Leland Thomasset is a master woodworker and the owner of Taghkanic Woodworking. He’s one of Baru’s 30 manufacturing partners, located in Upstate New York. “CNC is becoming much more accepted in North American manufacturing,” says Thomasset, “everybody’s going, ‘What else can I do with it?’ The same way I did.”
For low volume jobs, Baru pays its manufacturing partners $125 per hour for time and $200 per hour for machine time. The manufacturing partners don’t have to worry about getting deposits from customers and time-consuming administrative work. Baru takes care of it.
“It’s a win-win for consumers, local vendors and local manufacturing partners,” says Thomasset, who had initially been a co-founder of Baru with Go, but stepped back as the demand for his own high-end custom cabinetry work grew.

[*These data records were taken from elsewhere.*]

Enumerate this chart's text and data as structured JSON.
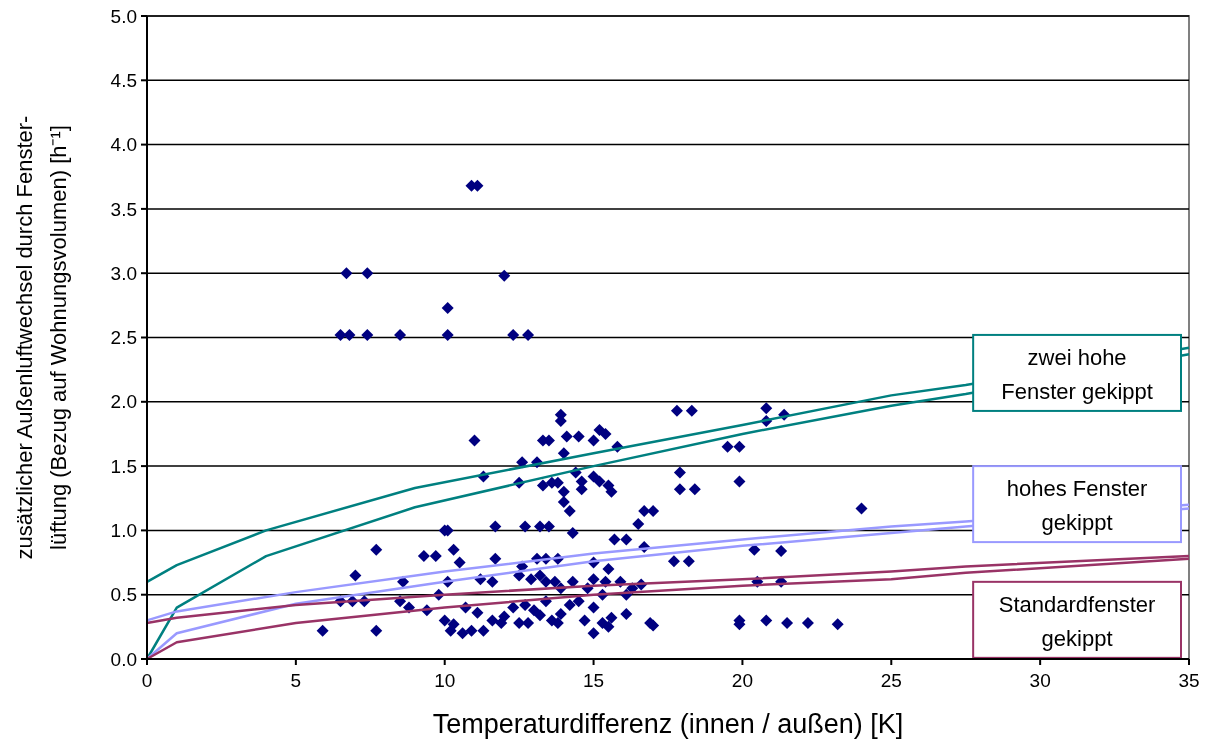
{
  "chart_data": {
    "type": "scatter",
    "xlabel": "Temperaturdifferenz (innen /  außen) [K]",
    "ylabel": "zusätzlicher Außenluftwechsel durch Fenster-\nlüftung (Bezug auf Wohnungsvolumen) [h⁻¹]",
    "xlim": [
      0,
      35
    ],
    "xticks": [
      0,
      5,
      10,
      15,
      20,
      25,
      30,
      35
    ],
    "ylim": [
      0,
      5
    ],
    "yticks": [
      {
        "value": 0,
        "label": "0.0"
      },
      {
        "value": 0.5,
        "label": "0.5"
      },
      {
        "value": 1,
        "label": "1.0"
      },
      {
        "value": 1.5,
        "label": "1.5"
      },
      {
        "value": 2,
        "label": "2.0"
      },
      {
        "value": 2.5,
        "label": "2.5"
      },
      {
        "value": 3,
        "label": "3.0"
      },
      {
        "value": 3.5,
        "label": "3.5"
      },
      {
        "value": 4,
        "label": "4.0"
      },
      {
        "value": 4.5,
        "label": "4.5"
      },
      {
        "value": 5,
        "label": "5.0"
      }
    ],
    "grid": "y",
    "legend": false,
    "series": [
      {
        "color": "#000080",
        "marker": "diamond",
        "x": [
          6.7,
          7.4,
          10.9,
          11.1,
          12.0,
          10.1,
          6.5,
          6.8,
          7.4,
          8.5,
          10.1,
          12.3,
          12.8,
          11.0,
          13.9,
          13.9,
          15.2,
          15.4,
          14.1,
          13.3,
          14.5,
          15.0,
          12.6,
          13.5,
          11.3,
          13.1,
          14.0,
          15.8,
          17.8,
          18.3,
          20.8,
          20.8,
          21.4,
          19.5,
          19.9,
          19.9,
          17.9,
          17.9,
          18.4,
          24.0,
          12.5,
          13.3,
          13.6,
          13.8,
          14.0,
          14.0,
          14.2,
          15.0,
          15.2,
          15.5,
          15.6,
          14.6,
          14.6,
          14.4,
          16.7,
          17.0,
          16.5,
          11.7,
          12.7,
          13.2,
          13.5,
          14.3,
          10.0,
          10.1,
          7.7,
          9.3,
          9.7,
          10.3,
          10.5,
          10.1,
          11.7,
          12.6,
          13.1,
          13.4,
          13.8,
          15.0,
          15.5,
          16.7,
          15.7,
          16.1,
          20.4,
          21.3,
          17.7,
          18.2,
          7.0,
          8.6,
          9.8,
          11.2,
          11.6,
          12.5,
          12.9,
          13.2,
          13.4,
          13.7,
          13.9,
          14.3,
          15.0,
          15.4,
          15.9,
          16.3,
          16.6,
          20.5,
          21.3,
          14.8,
          15.3,
          16.1,
          6.5,
          6.9,
          7.3,
          8.5,
          8.8,
          9.4,
          10.0,
          10.3,
          10.7,
          11.1,
          11.6,
          12.0,
          12.3,
          12.7,
          13.0,
          13.2,
          13.4,
          13.6,
          13.9,
          14.2,
          14.5,
          14.7,
          15.0,
          15.3,
          15.6,
          16.1,
          13.8,
          12.8,
          11.9,
          10.2,
          10.6,
          10.9,
          11.3,
          12.5,
          15.0,
          15.5,
          5.9,
          7.7,
          16.9,
          17.0,
          19.9,
          19.9,
          20.8,
          21.5,
          22.2,
          23.2
        ],
        "values": [
          3.0,
          3.0,
          3.68,
          3.68,
          2.98,
          2.73,
          2.52,
          2.52,
          2.52,
          2.52,
          2.52,
          2.52,
          2.52,
          1.7,
          1.9,
          1.85,
          1.78,
          1.75,
          1.73,
          1.7,
          1.73,
          1.7,
          1.53,
          1.7,
          1.42,
          1.53,
          1.6,
          1.65,
          1.93,
          1.93,
          1.95,
          1.85,
          1.9,
          1.65,
          1.65,
          1.38,
          1.45,
          1.32,
          1.32,
          1.17,
          1.37,
          1.35,
          1.37,
          1.37,
          1.3,
          1.22,
          1.15,
          1.42,
          1.38,
          1.35,
          1.3,
          1.38,
          1.32,
          1.45,
          1.15,
          1.15,
          1.05,
          1.03,
          1.03,
          1.03,
          1.03,
          0.98,
          1.0,
          1.0,
          0.85,
          0.8,
          0.8,
          0.85,
          0.75,
          0.6,
          0.78,
          0.72,
          0.78,
          0.78,
          0.78,
          0.75,
          0.7,
          0.87,
          0.93,
          0.93,
          0.85,
          0.84,
          0.76,
          0.76,
          0.65,
          0.6,
          0.5,
          0.62,
          0.6,
          0.65,
          0.62,
          0.65,
          0.6,
          0.6,
          0.55,
          0.6,
          0.62,
          0.6,
          0.6,
          0.55,
          0.58,
          0.6,
          0.6,
          0.55,
          0.5,
          0.5,
          0.45,
          0.45,
          0.45,
          0.45,
          0.4,
          0.38,
          0.3,
          0.27,
          0.4,
          0.36,
          0.3,
          0.33,
          0.4,
          0.42,
          0.38,
          0.34,
          0.45,
          0.3,
          0.35,
          0.42,
          0.45,
          0.3,
          0.4,
          0.28,
          0.32,
          0.35,
          0.28,
          0.28,
          0.28,
          0.22,
          0.2,
          0.22,
          0.22,
          0.28,
          0.2,
          0.25,
          0.22,
          0.22,
          0.28,
          0.26,
          0.3,
          0.27,
          0.3,
          0.28,
          0.28,
          0.27
        ]
      },
      {
        "type": "line",
        "name": "zwei hohe Fenster gekippt",
        "color": "#008080",
        "x": [
          0,
          1,
          4,
          9,
          15,
          20,
          25,
          27.5,
          35
        ],
        "values": [
          0.6,
          0.73,
          1.0,
          1.33,
          1.6,
          1.82,
          2.05,
          2.13,
          2.42
        ]
      },
      {
        "type": "line",
        "color": "#008080",
        "x": [
          0,
          1,
          4,
          9,
          15,
          20,
          25,
          27.5,
          35
        ],
        "values": [
          0,
          0.4,
          0.8,
          1.18,
          1.5,
          1.75,
          1.97,
          2.06,
          2.37
        ]
      },
      {
        "type": "line",
        "name": "hohes Fenster gekippt",
        "color": "#9999ff",
        "x": [
          0,
          1,
          5,
          10,
          15,
          20,
          25,
          27.5,
          35
        ],
        "values": [
          0.3,
          0.37,
          0.52,
          0.68,
          0.82,
          0.93,
          1.03,
          1.07,
          1.2
        ]
      },
      {
        "type": "line",
        "color": "#9999ff",
        "x": [
          0,
          1,
          5,
          10,
          15,
          20,
          25,
          27.5,
          35
        ],
        "values": [
          0,
          0.2,
          0.43,
          0.6,
          0.76,
          0.88,
          0.98,
          1.03,
          1.17
        ]
      },
      {
        "type": "line",
        "name": "Standardfenster gekippt",
        "color": "#993366",
        "x": [
          0,
          1,
          5,
          10,
          15,
          20,
          25,
          27.5,
          35
        ],
        "values": [
          0.28,
          0.32,
          0.42,
          0.5,
          0.57,
          0.62,
          0.68,
          0.72,
          0.8
        ]
      },
      {
        "type": "line",
        "color": "#993366",
        "x": [
          0,
          1,
          5,
          10,
          15,
          20,
          25,
          27.5,
          35
        ],
        "values": [
          0,
          0.13,
          0.28,
          0.4,
          0.5,
          0.57,
          0.62,
          0.67,
          0.78
        ]
      }
    ]
  }
}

When Thomasset and Go approached various workshops to be potential manufacturing partners in Baru’s early days, the positive and negative reaction was split about 50-50, according to Thomasset. Half of the workshops saw the value of using their CNC machine for an outside Baru
job, while the other half did not, thinking they could do a job directly for the customer and cut out Baru as the middleman. But Thomasset notes that a workshop is typically busy with their own workload, a Baru job is a way to earn extra cash. In Baru’s early days, Thomasset recalls saying, “My CNC is my ATM machine. Every time I turn it on, I make money.” He calculated that his CNC machine cut material 2,000 hours, basically one working week, out of a year.

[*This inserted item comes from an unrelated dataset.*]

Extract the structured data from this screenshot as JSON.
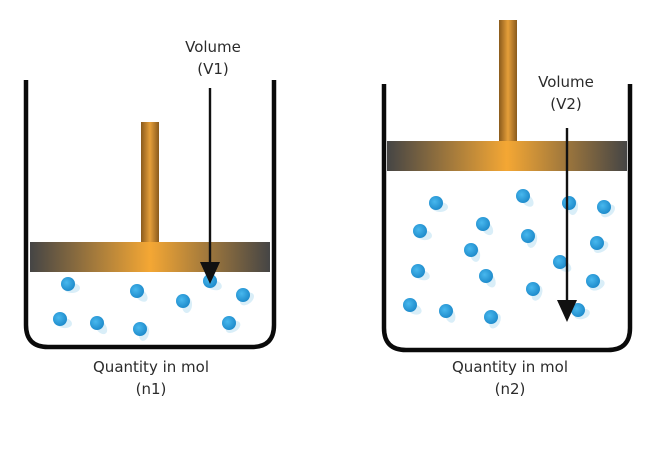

Uniform engineered wood sheets—made in the US, Canada, and in some cases Europe—metal legs, knobs, among other bits of hardware, are supplied by vendors local to Baru’s 30 manufacturing partners, another necessary component of the businesses.
A Particular Type of Customer
In order for Baru to remain successful, it needs a sizable group of consumers, individuals or developers, who are willing to pay a little more for quality custom products made locally by skilled workers—but far cheaper than a carpenter making custom furniture or cabinets from scratch. Customers also might choose Baru based on reduced environmental impact and, possibly, better worker welfare.
“We don’t optimize for the lowest cost of goods manufactured, made somewhere overseas with low quality materials, with low durability that ends up being unrecyclable garbage,” says Go. Thomasset calls Baru “white glove service from front to back, at a very consumer friendly price.”
The ideal Baru consumer also appreciates local manufacturing in relation to the community. Skilled manufacturing jobs have been disappearing since the 1980s, often leaving a wake of poverty.
“Between 2000 and 2010, US manufacturing experienced a nightmare,” wrote William B. Bonvillian, a lecturer at M.I.T. in an Organisation for Economic Co-operation and Development (OECD) report. He noted that the number of manufacturing jobs declined by one third during that decade.
A Better Way To Manufacture
Go immigrated to Detroit, MI, as a 5-year-old with his family from Indonesia. Go attributes his desire to start Baru to his corporate finance background as a controller. “A lot of controllers, they’re more focused on reporting, but I was more focused on the strategic outcomes,” says Go.
The pandemic, and the snarled global supply chains that resulted, highlighted the need for local manufacturing. According to a McKinsey & Company report from this year, the US is poised for a manufacturing renaissance. Some 44% of respondents in its supply chain survey reported they had increased their regional sourcing during the past year, and 51 percent said they expected the relevance of the approach to continue.